Well, fortunately, it turned out to be unnecessary for the Court to reach the standing question thanks to a companion suit brought by a private party who did have standing. Seven justices therefore found it unnecessary to reach the question of the House’s standing. Two justices, Stevens and Breyer, found that the House did have standing based on the threatened injury to its composition. See U.S. Dept. of Commerce v. U.S. House of Representatives, 525 U.S. 316, 364-65 (1998).
From the above data, I derive the following lessons (again, these are not conclusions about standing doctrine per se, but how federal judges, and Supreme Court justices in particular, will think about a lawsuit the House brings against the president):
- The courts don’t like to get in the middle of a battle between the other two branches if they can possibly avoid it
- They really don’t like it when they are brought political controversies which should have been settled using other remedies, such as impeachment or the power of the purse, which the Constitution explicitly provides
- They really, really don’t want to set any precedent that would encourage the political branches to start suing each other or would seem to open the door to such suits except in truly extraordinary circumstances. Cf. United States v. Windsor, 570 U.S. __ (2013) (“The integrity of the political process would be at risk if difficult constitutional issues were simply referred to the Court as a routine exercise.”)
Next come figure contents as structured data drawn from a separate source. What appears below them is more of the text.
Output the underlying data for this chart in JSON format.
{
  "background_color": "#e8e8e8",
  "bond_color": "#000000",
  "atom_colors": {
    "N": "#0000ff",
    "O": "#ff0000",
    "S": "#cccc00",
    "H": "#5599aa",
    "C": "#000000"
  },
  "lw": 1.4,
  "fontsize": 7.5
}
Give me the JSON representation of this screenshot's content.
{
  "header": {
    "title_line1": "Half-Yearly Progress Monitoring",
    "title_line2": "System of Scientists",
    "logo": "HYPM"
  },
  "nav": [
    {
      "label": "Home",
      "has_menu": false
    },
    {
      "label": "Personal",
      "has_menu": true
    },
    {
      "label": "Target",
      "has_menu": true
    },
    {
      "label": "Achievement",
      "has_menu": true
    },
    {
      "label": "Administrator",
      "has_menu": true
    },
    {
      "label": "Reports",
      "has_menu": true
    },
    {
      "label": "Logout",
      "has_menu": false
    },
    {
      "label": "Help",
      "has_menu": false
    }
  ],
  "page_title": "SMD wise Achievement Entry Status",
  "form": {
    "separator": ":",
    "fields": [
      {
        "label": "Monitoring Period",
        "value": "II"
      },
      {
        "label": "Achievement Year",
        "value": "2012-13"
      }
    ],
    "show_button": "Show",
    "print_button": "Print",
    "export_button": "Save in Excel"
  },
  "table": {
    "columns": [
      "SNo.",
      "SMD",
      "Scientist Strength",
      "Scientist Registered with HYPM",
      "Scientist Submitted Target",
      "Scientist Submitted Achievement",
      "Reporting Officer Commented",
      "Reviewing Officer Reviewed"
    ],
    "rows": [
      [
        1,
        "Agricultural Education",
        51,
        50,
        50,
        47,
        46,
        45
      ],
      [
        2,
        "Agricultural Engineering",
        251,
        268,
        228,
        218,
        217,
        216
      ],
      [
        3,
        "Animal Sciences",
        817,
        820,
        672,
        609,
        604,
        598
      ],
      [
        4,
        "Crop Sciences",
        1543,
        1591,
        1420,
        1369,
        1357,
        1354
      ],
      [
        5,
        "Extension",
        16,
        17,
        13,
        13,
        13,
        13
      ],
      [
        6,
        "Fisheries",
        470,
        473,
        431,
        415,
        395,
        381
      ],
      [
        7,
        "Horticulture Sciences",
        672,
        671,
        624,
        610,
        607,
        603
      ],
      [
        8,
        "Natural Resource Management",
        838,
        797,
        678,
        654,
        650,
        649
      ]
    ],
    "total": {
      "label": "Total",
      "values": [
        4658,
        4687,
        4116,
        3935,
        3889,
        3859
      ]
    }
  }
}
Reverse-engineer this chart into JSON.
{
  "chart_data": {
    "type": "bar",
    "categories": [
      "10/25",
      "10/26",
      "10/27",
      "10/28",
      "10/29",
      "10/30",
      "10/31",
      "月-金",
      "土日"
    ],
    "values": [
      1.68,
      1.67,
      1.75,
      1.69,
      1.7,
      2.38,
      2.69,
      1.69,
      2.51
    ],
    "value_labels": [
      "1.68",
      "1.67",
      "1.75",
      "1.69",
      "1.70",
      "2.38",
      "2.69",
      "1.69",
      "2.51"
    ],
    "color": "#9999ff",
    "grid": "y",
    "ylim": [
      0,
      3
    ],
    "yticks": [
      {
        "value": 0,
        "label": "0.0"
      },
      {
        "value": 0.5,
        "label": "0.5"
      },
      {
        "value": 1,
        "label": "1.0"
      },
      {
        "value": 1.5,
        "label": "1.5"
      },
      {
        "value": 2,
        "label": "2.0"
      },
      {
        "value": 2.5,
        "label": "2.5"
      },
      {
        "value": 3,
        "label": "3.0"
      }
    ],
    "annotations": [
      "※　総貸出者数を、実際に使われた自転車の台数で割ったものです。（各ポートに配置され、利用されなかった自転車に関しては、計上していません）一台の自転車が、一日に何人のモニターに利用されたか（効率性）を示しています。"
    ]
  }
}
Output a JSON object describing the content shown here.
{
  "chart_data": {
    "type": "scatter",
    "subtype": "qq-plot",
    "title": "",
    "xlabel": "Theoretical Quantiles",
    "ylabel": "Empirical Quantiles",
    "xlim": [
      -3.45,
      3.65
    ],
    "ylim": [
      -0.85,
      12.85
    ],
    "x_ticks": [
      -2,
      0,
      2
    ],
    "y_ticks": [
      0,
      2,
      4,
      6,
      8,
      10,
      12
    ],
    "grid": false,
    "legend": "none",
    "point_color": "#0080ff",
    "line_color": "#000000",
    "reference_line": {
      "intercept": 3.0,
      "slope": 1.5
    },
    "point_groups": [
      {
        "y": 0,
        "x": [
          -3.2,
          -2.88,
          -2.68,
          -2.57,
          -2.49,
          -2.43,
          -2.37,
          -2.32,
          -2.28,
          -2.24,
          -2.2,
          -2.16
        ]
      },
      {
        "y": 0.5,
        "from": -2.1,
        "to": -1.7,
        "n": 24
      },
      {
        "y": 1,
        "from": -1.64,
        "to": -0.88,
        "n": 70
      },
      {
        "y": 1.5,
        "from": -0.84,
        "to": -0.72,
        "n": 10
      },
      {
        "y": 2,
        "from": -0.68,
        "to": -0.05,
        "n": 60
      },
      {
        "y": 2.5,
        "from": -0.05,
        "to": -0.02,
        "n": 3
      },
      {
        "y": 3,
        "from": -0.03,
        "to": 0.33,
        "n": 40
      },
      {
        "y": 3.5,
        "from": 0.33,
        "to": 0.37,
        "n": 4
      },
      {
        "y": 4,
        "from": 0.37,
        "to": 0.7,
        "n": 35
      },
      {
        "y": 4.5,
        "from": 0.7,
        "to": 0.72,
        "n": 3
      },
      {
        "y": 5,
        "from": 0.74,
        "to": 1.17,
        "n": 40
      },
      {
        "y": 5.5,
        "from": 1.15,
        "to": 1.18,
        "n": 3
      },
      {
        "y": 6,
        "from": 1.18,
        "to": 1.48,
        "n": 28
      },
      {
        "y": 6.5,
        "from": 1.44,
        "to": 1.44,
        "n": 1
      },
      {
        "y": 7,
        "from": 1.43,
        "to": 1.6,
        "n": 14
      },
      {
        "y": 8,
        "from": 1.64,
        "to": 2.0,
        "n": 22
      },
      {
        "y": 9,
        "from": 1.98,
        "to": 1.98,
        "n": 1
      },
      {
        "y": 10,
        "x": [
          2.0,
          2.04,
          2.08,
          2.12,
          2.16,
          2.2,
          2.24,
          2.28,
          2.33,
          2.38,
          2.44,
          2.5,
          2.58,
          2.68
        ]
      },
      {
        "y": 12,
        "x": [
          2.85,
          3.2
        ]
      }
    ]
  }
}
- Above all, they don’t want to become political targets themselves
Now of course we have only limited information about the lawsuit that the House would consider filing against President Obama, but nothing about that information strikes me as promising with respect to establishing its standing. The gravamen of the Speaker’s memorandum is that Obama is not faithfully executing the law. This charge, while very serious, is about an injury to the body politic, not to some discrete interest of Congress or the House.
Similarly, the areas in which the Speaker says that violations have occurred (heath care, energy, foreign policy and education) hardly seem to point to some unique or particular congressional interest. The breadth of these areas refutes any suggestion that they represent the kind of “extremely rare case” where Congress’s injury is different from that of the general public. Indeed, they would appear to present a rather weaker case for congressional standing than Raines, which after all did involve a question of legislative procedure. See 521 U.S. at 831-32 (Souter, J., concurring) (noting that the congressional plaintiffs “are not simply claiming harm to their interest in having government abide by the Constitution”).
As for use of legislative remedies, the charges set forth in the Speaker’s memorandum sound very much like high crimes and misdemeanors, but has the House impeached any executive branch official, much less the president himself? Has it cut off funding for the agencies involved in the failure to execute the law? Or for the White House staff? Or for whatever, as Justice Ginsberg so helpfully suggested?
In short, to accept the House’s lawsuit would seem to require the courts to adopt a principle of “general legislative standing,” or at least something far closer to that principle than any sitting justice seems likely to endorse. I could go on, but you get the idea, if you haven’t stopped reading long ago.